The South Atlantic Inter Link (SAIL) (formerly referred to as Cameroon-Brazil Cable System or CBCS) is a planned submarine communications cable in the South Atlantic Ocean linking Kribi, Cameroon with Fortaleza, Brazil. The project is led by China Unicom, Camtel and Huawei Marine Networks and designed to provide low latency routing between Africa and Asia in the east and the Americas in the west. At present international traffic from Africa to America is routed via Western Europe first before going to America. SAIL will provide a direct route from Africa to America, providing Cameroon, Brazil and their neighboring countries with improved performance.

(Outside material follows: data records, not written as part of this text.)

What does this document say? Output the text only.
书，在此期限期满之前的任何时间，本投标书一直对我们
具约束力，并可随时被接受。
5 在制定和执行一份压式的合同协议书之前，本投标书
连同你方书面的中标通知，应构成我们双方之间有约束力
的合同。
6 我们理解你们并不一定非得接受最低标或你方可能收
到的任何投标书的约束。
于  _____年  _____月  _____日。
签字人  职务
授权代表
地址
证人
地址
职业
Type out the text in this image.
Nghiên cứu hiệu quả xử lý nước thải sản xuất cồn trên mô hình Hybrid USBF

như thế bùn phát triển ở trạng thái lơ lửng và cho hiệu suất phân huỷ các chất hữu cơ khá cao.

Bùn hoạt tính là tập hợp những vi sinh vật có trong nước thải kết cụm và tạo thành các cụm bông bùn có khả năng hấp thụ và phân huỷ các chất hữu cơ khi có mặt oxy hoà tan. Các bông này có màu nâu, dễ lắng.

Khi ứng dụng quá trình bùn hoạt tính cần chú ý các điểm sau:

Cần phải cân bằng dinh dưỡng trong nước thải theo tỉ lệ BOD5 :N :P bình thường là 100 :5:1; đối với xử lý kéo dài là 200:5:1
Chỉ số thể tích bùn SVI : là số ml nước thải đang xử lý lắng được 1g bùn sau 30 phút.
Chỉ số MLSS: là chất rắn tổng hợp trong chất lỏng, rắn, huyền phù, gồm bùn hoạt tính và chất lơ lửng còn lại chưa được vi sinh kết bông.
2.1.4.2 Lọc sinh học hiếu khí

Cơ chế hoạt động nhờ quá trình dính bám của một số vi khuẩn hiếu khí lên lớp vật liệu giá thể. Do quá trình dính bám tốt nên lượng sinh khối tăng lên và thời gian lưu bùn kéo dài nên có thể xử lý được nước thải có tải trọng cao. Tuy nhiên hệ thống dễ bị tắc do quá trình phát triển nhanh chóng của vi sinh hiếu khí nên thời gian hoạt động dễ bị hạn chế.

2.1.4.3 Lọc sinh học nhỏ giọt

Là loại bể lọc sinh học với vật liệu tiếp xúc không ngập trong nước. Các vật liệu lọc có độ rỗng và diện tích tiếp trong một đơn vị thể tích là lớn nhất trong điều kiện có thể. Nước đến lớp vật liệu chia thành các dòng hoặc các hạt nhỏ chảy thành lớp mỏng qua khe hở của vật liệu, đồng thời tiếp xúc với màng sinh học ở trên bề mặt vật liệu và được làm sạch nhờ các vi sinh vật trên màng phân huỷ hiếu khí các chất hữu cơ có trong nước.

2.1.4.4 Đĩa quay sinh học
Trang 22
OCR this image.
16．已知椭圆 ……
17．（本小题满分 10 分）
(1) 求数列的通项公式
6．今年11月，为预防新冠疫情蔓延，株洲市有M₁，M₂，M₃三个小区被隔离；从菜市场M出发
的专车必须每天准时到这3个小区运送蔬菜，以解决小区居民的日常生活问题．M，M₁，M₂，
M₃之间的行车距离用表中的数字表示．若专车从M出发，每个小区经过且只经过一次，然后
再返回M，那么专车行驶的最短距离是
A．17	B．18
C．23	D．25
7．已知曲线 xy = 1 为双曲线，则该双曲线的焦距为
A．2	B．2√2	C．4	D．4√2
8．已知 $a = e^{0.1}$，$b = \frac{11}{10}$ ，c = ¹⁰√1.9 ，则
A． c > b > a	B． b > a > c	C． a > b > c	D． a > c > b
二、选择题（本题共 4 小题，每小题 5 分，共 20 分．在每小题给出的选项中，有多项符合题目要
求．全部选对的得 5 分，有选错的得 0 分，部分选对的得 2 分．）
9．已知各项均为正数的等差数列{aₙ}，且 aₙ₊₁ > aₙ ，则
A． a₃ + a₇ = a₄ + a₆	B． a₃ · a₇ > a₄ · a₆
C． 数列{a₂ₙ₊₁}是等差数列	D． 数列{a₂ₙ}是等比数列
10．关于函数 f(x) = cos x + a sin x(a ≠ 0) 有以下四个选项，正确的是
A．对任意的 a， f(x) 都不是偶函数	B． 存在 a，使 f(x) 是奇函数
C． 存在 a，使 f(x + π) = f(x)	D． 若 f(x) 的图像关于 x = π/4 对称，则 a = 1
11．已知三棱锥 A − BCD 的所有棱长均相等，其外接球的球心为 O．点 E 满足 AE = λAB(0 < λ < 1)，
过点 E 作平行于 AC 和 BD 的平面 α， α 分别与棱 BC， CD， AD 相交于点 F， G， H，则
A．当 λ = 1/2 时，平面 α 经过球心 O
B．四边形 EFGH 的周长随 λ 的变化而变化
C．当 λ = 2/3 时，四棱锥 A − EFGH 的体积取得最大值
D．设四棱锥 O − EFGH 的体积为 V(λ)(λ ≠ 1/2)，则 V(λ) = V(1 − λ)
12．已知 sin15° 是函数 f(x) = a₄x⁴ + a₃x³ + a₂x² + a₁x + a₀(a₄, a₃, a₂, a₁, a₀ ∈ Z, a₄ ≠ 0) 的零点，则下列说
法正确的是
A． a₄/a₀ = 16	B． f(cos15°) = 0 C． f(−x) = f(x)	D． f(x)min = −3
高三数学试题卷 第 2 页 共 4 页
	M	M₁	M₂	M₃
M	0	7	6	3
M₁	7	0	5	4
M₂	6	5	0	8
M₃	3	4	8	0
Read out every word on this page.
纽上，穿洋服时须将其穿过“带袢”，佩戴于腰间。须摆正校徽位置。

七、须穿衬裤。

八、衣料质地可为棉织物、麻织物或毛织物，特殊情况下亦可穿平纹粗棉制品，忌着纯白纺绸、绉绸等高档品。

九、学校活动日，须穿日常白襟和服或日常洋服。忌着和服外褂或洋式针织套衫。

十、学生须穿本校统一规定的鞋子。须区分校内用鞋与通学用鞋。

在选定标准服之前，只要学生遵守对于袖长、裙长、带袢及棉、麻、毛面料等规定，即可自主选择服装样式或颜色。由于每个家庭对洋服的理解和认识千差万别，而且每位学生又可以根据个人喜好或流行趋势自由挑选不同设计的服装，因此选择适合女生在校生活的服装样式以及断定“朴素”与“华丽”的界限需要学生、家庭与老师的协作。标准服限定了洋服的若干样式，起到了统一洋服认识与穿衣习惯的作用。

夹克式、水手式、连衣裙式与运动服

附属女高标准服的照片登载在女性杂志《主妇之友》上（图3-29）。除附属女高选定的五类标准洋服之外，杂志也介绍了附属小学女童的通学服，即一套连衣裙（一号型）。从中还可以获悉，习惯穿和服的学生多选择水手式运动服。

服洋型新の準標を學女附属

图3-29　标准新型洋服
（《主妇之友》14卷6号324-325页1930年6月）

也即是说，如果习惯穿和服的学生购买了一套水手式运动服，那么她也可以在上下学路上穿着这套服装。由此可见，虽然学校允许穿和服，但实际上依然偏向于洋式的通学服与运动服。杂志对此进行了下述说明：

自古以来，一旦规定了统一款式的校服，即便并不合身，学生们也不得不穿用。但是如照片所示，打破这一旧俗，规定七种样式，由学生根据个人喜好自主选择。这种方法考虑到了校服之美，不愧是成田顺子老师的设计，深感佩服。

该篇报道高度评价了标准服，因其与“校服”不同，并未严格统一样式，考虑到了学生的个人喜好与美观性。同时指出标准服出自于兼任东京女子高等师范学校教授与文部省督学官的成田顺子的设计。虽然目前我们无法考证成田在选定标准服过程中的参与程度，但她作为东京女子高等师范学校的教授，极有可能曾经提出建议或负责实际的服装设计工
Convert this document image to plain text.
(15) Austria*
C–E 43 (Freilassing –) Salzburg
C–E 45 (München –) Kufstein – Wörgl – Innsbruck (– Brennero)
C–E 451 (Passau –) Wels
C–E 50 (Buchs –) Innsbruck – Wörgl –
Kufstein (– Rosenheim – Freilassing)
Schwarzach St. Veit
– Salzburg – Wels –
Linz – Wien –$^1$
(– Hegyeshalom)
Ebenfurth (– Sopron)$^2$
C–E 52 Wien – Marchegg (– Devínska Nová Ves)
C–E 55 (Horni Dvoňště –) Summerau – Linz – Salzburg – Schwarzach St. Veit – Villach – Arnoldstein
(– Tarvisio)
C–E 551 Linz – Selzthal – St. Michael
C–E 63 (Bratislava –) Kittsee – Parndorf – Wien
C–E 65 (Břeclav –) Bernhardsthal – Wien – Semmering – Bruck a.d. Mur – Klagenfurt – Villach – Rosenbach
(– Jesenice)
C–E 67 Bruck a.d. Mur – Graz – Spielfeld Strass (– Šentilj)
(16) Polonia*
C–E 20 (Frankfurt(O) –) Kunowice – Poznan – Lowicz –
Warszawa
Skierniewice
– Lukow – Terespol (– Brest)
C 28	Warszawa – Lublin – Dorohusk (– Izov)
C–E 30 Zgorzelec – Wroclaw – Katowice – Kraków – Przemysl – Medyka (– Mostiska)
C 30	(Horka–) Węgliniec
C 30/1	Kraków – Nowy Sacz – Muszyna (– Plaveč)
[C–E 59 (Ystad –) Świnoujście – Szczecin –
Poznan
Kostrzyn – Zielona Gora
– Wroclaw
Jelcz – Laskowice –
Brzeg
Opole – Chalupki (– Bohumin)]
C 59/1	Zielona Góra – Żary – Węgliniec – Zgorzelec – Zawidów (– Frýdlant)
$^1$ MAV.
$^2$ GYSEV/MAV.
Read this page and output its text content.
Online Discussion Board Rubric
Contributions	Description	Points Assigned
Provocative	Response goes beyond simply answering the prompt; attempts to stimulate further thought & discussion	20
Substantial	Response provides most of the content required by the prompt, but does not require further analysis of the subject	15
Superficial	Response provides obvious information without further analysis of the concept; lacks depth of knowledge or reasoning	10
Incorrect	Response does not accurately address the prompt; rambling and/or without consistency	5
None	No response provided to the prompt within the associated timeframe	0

The cable will measure approximately 6,000 km in length and will contain four fibre pairs, each capable of transmitting 100 wavelengths with a bandwidth of 100Gbit/s. Construction costs are expected to amount to $130 million (80 billion CFA), $81 million (50 billion CFA) of which are to be funded by Exim Bank of China with the remainder being contributed by Camtel. Camtel on its part has received funding worth $17 million (20 billion CFA) from Unicom.

On October 22nd, 2015 Huawei Marine announced that it has been awarded with the contract to construct the SAIL cable starting in early 2016.

SAIL will be the fourth submarine cable to land in Cameroon after WACS, ACE and SAT-3/WASC which will provide diversified onwards connectivity to countries along the West Coast of Africa and to Europe.